I was with some friends recently and over a few festive drams, we discussed the 'aesthetic' of the whisky bottle. I don't know if this is just me, (or if i'm just plain weird) but every time I see a new bottle design, I kind of see the shape of a person in it.
Ardbeg, with its slightly bulbous shoulders and rounded neck, makes me think of some of the more fuller-figured ladies depicted in Botticelli's masterpieces. If i'm feeling particularly playful, a bottle of Dalwhinnie makes me think of the combined works of Beryl Cook.
A Lagavulin bottle seems to have a more statuesque presence, perhaps resembling Rodin's 'The Thinker' or Myron's iconic Greek sculpture 'Discobolos'.
At the other extreme, Joel always thinks of John Cleese, every time he sees a Fettercairn bottle.
Perhaps the beauty of a whisky bottle is truly in the beholder. But perhaps it should merely act as a vessel for the inner beauty- ie, the liquid? Which ever way you see it, Bottle shape and label design are big business. A few distilleries are going to great lengths to reinforce this aspect, arguably none more so than The Macallan, whose Masters Of Photography project has been greeted with an equal measure of praise and criticism. The Rankin Edition, a 30 year old Fine Oak bottling came with a series of polaroid pictures, featuring Rankin's beautiful blonde muse, Tuuli Shipster. Some were strikingly eye catching, (as above) creating a stark feminine contrast to the masculine machinery within the distillery. But some were... to be honest, a bit 'Readers Wives' in our opinion. Put it this way, you'd probably be a bit disappointed if you got the bottle with a close up of some charred staves, wouldn't you... ;-)
The Macallan's new project features the work of another internationally renowned snapper, Albert Watson. Watson has shot countless celebrities across his career, including Hitchcock, Bill Clinton and even the Queen. His work with the second Macallan Master's of Photography bottling tracks a series of images, backdropping the production of a 20 yo whisky, made from 2 first fill sherry seasoned oak casks. As you'd expect, there are shots taken in Jerez, including those seen here, as well as the arresting scenic beauty of Speyside. The release is limited to 1000 bottles, each featuring a unique label using Watson's images and a series of 10 prints. All very nice and highly in keeping with the 'aesthetic' we disussed above.
But strip this away and what is the actual whisky like? 20 year old sherry casked whiskies do not usually cost £700, so this is going to have to be exceptional.
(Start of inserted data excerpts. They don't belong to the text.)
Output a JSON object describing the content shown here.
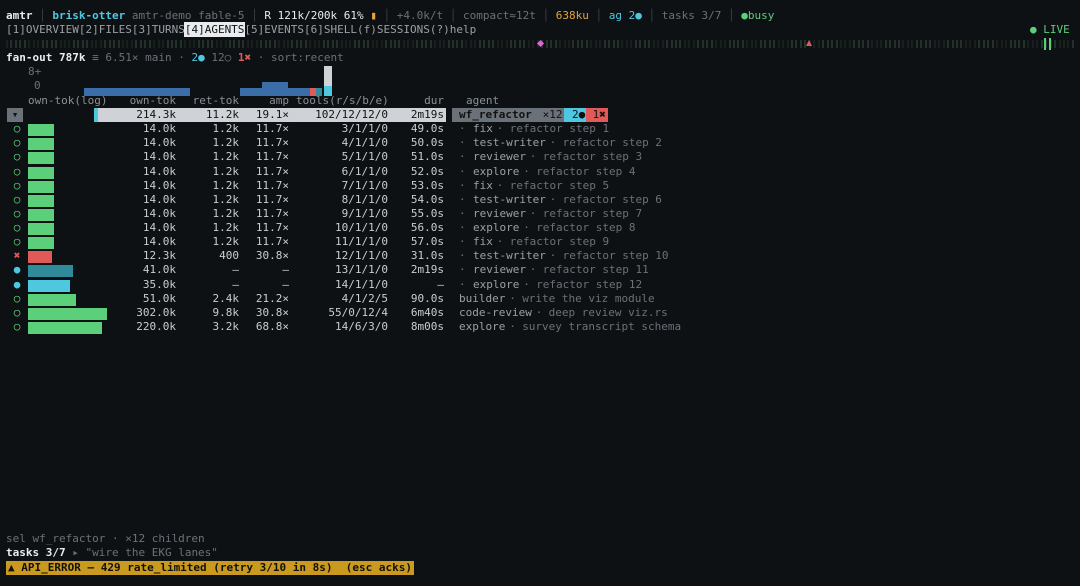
{
  "status": {
    "app": "amtr",
    "session": "brisk-otter",
    "project": "amtr-demo fable-5",
    "mode": "R",
    "context": "121k/200k 61%",
    "rate": "+4.0k/t",
    "compact": "compact≈12t",
    "ku": "638ku",
    "agents": "ag 2●",
    "tasks": "tasks 3/7",
    "state": "●busy"
  },
  "tabs": [
    {
      "label": "[1]OVERVIEW",
      "active": false
    },
    {
      "label": "[2]FILES",
      "active": false
    },
    {
      "label": "[3]TURNS",
      "active": false
    },
    {
      "label": "[4]AGENTS",
      "active": true
    },
    {
      "label": "[5]EVENTS",
      "active": false
    },
    {
      "label": "[6]SHELL",
      "active": false
    },
    {
      "label": "(f)SESSIONS",
      "active": false
    },
    {
      "label": "(?)help",
      "active": false
    }
  ],
  "live_label": "● LIVE",
  "summary": {
    "fanout_label": "fan-out",
    "fanout_value": "787k",
    "rest1": " ≡ 6.51× main · ",
    "running": "2●",
    "done": " 12○ ",
    "failed": "1✖",
    "sort": " · sort:recent"
  },
  "hist": {
    "top_label": "8+",
    "bottom_label": "0"
  },
  "table": {
    "headers": {
      "own_log": "own-tok(log)",
      "own": "own-tok",
      "ret": "ret-tok",
      "amp": "amp",
      "tools": "tools(r/s/b/e)",
      "dur": "dur",
      "agent": "agent"
    },
    "rows": [
      {
        "status": "▾",
        "own": "214.3k",
        "ret": "11.2k",
        "amp": "19.1×",
        "tools": "102/12/12/0",
        "dur": "2m19s",
        "role": "wf_refactor",
        "task": "",
        "extra_count": " ×12 ",
        "extra_run": "2●",
        "extra_fail": " 1✖",
        "state": "parent",
        "bar": 0
      },
      {
        "status": "○",
        "own": "14.0k",
        "ret": "1.2k",
        "amp": "11.7×",
        "tools": "3/1/1/0",
        "dur": "49.0s",
        "role": "fix",
        "task": "refactor step 1",
        "state": "done",
        "bar": 14.0
      },
      {
        "status": "○",
        "own": "14.0k",
        "ret": "1.2k",
        "amp": "11.7×",
        "tools": "4/1/1/0",
        "dur": "50.0s",
        "role": "test-writer",
        "task": "refactor step 2",
        "state": "done",
        "bar": 14.0
      },
      {
        "status": "○",
        "own": "14.0k",
        "ret": "1.2k",
        "amp": "11.7×",
        "tools": "5/1/1/0",
        "dur": "51.0s",
        "role": "reviewer",
        "task": "refactor step 3",
        "state": "done",
        "bar": 14.0
      },
      {
        "status": "○",
        "own": "14.0k",
        "ret": "1.2k",
        "amp": "11.7×",
        "tools": "6/1/1/0",
        "dur": "52.0s",
        "role": "explore",
        "task": "refactor step 4",
        "state": "done",
        "bar": 14.0
      },
      {
        "status": "○",
        "own": "14.0k",
        "ret": "1.2k",
        "amp": "11.7×",
        "tools": "7/1/1/0",
        "dur": "53.0s",
        "role": "fix",
        "task": "refactor step 5",
        "state": "done",
        "bar": 14.0
      },
      {
        "status": "○",
        "own": "14.0k",
        "ret": "1.2k",
        "amp": "11.7×",
        "tools": "8/1/1/0",
        "dur": "54.0s",
        "role": "test-writer",
        "task": "refactor step 6",
        "state": "done",
        "bar": 14.0
      },
      {
        "status": "○",
        "own": "14.0k",
        "ret": "1.2k",
        "amp": "11.7×",
        "tools": "9/1/1/0",
        "dur": "55.0s",
        "role": "reviewer",
        "task": "refactor step 7",
        "state": "done",
        "bar": 14.0
      },
      {
        "status": "○",
        "own": "14.0k",
        "ret": "1.2k",
        "amp": "11.7×",
        "tools": "10/1/1/0",
        "dur": "56.0s",
        "role": "explore",
        "task": "refactor step 8",
        "state": "done",
        "bar": 14.0
      },
      {
        "status": "○",
        "own": "14.0k",
        "ret": "1.2k",
        "amp": "11.7×",
        "tools": "11/1/1/0",
        "dur": "57.0s",
        "role": "fix",
        "task": "refactor step 9",
        "state": "done",
        "bar": 14.0
      },
      {
        "status": "✖",
        "own": "12.3k",
        "ret": "400",
        "amp": "30.8×",
        "tools": "12/1/1/0",
        "dur": "31.0s",
        "role": "test-writer",
        "task": "refactor step 10",
        "state": "failed",
        "bar": 12.3
      },
      {
        "status": "●",
        "own": "41.0k",
        "ret": "—",
        "amp": "—",
        "tools": "13/1/1/0",
        "dur": "2m19s",
        "role": "reviewer",
        "task": "refactor step 11",
        "state": "running-dim",
        "bar": 41.0
      },
      {
        "status": "●",
        "own": "35.0k",
        "ret": "—",
        "amp": "—",
        "tools": "14/1/1/0",
        "dur": "—",
        "role": "explore",
        "task": "refactor step 12",
        "state": "running",
        "bar": 35.0
      },
      {
        "status": "○",
        "own": "51.0k",
        "ret": "2.4k",
        "amp": "21.2×",
        "tools": "4/1/2/5",
        "dur": "90.0s",
        "role": "builder",
        "task": "write the viz module",
        "state": "done",
        "bar": 51.0
      },
      {
        "status": "○",
        "own": "302.0k",
        "ret": "9.8k",
        "amp": "30.8×",
        "tools": "55/0/12/4",
        "dur": "6m40s",
        "role": "code-review",
        "task": "deep review viz.rs",
        "state": "done",
        "bar": 302.0
      },
      {
        "status": "○",
        "own": "220.0k",
        "ret": "3.2k",
        "amp": "68.8×",
        "tools": "14/6/3/0",
        "dur": "8m00s",
        "role": "explore",
        "task": "survey transcript schema",
        "state": "done",
        "bar": 220.0
      }
    ]
  },
  "footer": {
    "sel": "sel wf_refactor · ×12 children",
    "tasks_label": "tasks 3/7",
    "tasks_rest": " ▸ \"wire the EKG lanes\"",
    "error": "▲ API_ERROR — 429 rate_limited (retry 3/10 in 8s)  (esc acks)"
  },
  "colors": {
    "green": "#5ccf7a",
    "cyan": "#4ec8e0",
    "red": "#e05a5a",
    "orange": "#e6a23c",
    "blue": "#3b6ea8",
    "teal": "#2f8a9a",
    "errbar": "#c99a1f"
  }
}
Macallan - Masters Of Photography - Albert Watson Edition- 20 yo- 43%
Nose: Hello, this is very interesting. Beautifully fragrant, no notes of dryness, just bags of cedar wood, all-spice, dates, prunes, juicy raisins and cola notes. Dig deeper and you'll find some dark chocolate covered hazelnuts, hints of aniseed and some softer vanilla notes. Terrifically complex and beautifully balanced.
Palate: An initial sweet vanilla'y note leads to some overripe bananas, more dried prunes, liquorice, sugary malt cereal (Shreddies) chocolate orange, with a return of the all-spice from the nose.
Finish: Lengthy and developed, with some cinnamon stewed apples lingering on the palate. Again, no oaky dryness or bitterness.
Overall: Quite a tough one really. This really is an excellent whisky, with a nose to die for. If you'd discovered it by accident without the benefit of seeing the bottle, you'd be very quickly hooked, reaching for your wallet. You almost don't want to think about the bottle, the photos and all the stuff surrounding the release.
If you are a collector, art lover or someone with £700 to burn, Macallan have really thought about this release and the liquid absolutely sells itself. You'll either love the concept of packaging it with the work of a seminal photographer, or dislike it intensely. That much we'll leave up to you.